Up until now the revolutionary period has mainly been considered as a period of disruption, especially in the field of luxury industries, which were considered to be at odds with the values of the new emerging social system. It is now possible to show that contrary to this general assumption, continuity can be found in this pivotal period between the eighteenth and nineteenth centuries. The quick re-awakening of the production of luxury goods followed the establishment of the Directoire and its flowering during the Napoleonic years is proof of great flexibility and adjustment to social change and the new paradigms of labor. A number of questions emerge from these observations: what events and changes confronted former royal and later national manufacturers, famous workshops and regional producers in the years between the Ancien Régime and the Bourbon Restoration? In what ways were artists and artisans able to adapt or resign themselves to the new challenges? But also – to what extent did these events stimulate new modes of creativity and production which would have an impact on the development of industrialization in France?

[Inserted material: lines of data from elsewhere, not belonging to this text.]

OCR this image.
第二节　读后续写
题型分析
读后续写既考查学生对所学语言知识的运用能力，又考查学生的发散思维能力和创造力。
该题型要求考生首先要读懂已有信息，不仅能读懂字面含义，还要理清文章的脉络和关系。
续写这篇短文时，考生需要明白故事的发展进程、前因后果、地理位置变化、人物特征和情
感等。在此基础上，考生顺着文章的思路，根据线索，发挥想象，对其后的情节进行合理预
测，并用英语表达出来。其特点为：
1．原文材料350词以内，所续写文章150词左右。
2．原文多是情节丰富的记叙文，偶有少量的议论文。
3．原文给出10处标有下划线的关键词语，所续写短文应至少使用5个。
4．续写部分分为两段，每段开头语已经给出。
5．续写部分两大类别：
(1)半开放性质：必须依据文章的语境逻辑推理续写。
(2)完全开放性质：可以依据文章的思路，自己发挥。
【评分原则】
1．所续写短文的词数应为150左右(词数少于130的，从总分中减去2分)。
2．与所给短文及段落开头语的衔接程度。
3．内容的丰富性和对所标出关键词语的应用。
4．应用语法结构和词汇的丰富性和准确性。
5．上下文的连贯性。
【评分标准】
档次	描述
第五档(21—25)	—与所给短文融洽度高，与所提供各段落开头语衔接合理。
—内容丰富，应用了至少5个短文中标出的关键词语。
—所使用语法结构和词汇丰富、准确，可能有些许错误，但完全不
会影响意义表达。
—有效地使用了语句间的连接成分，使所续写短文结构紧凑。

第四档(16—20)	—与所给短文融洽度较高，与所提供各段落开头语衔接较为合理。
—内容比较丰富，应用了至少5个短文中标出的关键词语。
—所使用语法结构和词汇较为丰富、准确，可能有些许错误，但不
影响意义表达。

This symposium aims to shed light on a pivotal period in the history of material culture and the decorative arts in France. One of its goals is to provide a better understanding of and insight into what exactly happened during these years and into the impact of the transformation of every aspect of civil and industrial life on Parisian and regional production in this period, which is generally recognized as one of cataclysmic change. Organized as an interdisciplinary event, this symposium will study the period from the point of view of art, social, economic and technological histories. Its main objectives are to define and shed light on the specific characteristics of the period and its production, in order to generate new insights and conclusions which complement the field’s well-established stylistic analyses, while also providing new tools for the broader analysis of objects.

Contributions of 20 minutes should approach the following pivotal points:

The Organization of Production: Actors and places of production – The management of workshops before and after the abolition of the guilds in 1791 – The institutional and legal context for production – Creators and makers in different trades linked to the luxury industries – Supply and suppliers of materials – Competition between national and private industries.

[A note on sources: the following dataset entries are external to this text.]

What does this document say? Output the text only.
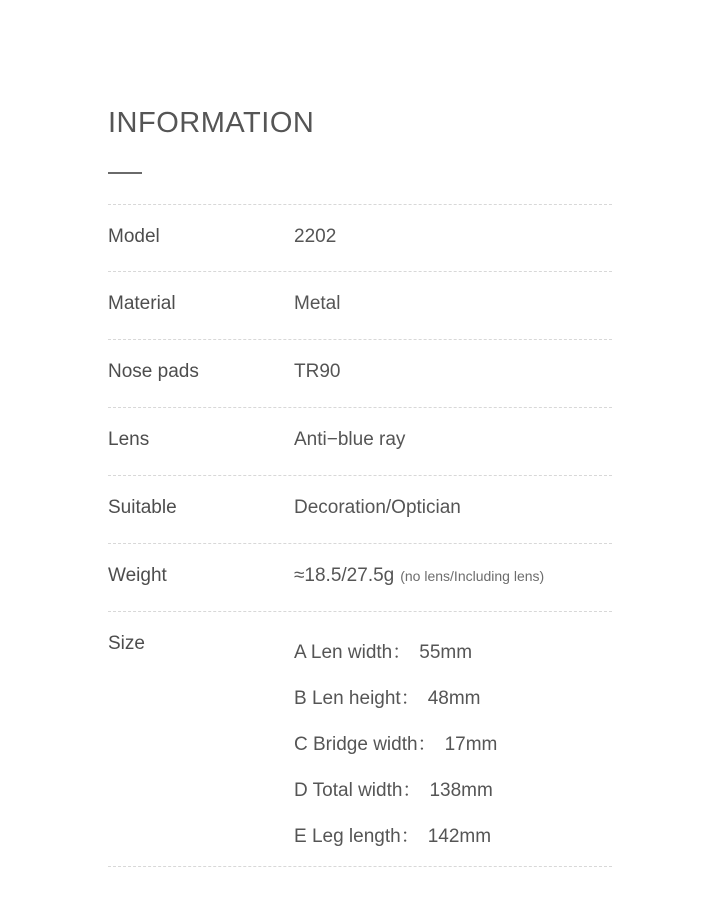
INFORMATION
Model	2202
Material	Metal
Nose pads	TR90
Lens	Anti−blue ray
Suitable	Decoration/Optician
Weight	≈18.5/27.5g (no lens/Including lens)
Size	A Len width： 55mm
B Len height： 48mm
C Bridge width： 17mm
D Total width： 138mm
E Leg length： 142mm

Forms and Materials: Tools, techniques and materials – Fashion and trends – The relation of stylistic evolution and industrialization- Professional schools and academic institutions for the industries – Iconographies and style for manufactured goods – Know-how and the evolution of style

Distribution: Industrial exhibitions from 1798 onwards – Methods of distribution – Producers of manufactured goods – Commercial networks – Press and publicity – Franchising and dealers – Places of sale – Diplomatic gifts – Commercial challenge and competition

Papers may be given in French or English language. Proposals for papers of one A-4 side length and a short biography in French or English should be sent to the following address before Monday, September 30th 2013: AteliersManufactures1789-1815@dt-forum.org.

Organisational Board
Natacha Coquery (université Lumière Lyon 2, LAHRA)
Jörg Ebeling (Centre allemand d’histoire de l’art, Paris)
Anne Perrin-Khelissa (université de Toulouse 2 Le Mirail)
Philippe Sénéchal (Institut national d’histoire de l’art)

Scientific Board
Marc Bayard (Mobilier national, Paris) ; Jean-Francois Belhoste (École Pratique des Hautes Études, Paris) ; Andreas Beyer (Centre allemand d’histoire de l’art) ; Philippe Bordes (université Lumière Lyon 2) ; Anne Dion (musée du Louvre) ; Daniela Gallo (université Pierre Mendès France Grenoble 2) ; Liliane Hilaire-Pérez (université Paris 7) ; Ulrich Leben (Bard Graduate Center, New York) ; Lesley Miller (Victoria & Albert Museum, London) ; Jean-Michel Minovez (université de Toulouse 2) ; France Nerlich (université de Tours) ; Odile Nouvel (Paris) ; Jean-Michel Olivier (université de Toulouse 2) ; Hans Ottomeyer (Berlin) ; Daniel Roche (Collège de France, Paris) ; Bénédicte Savoy (Technische Universität, Berlin) ; Patrick Verley (Geneva).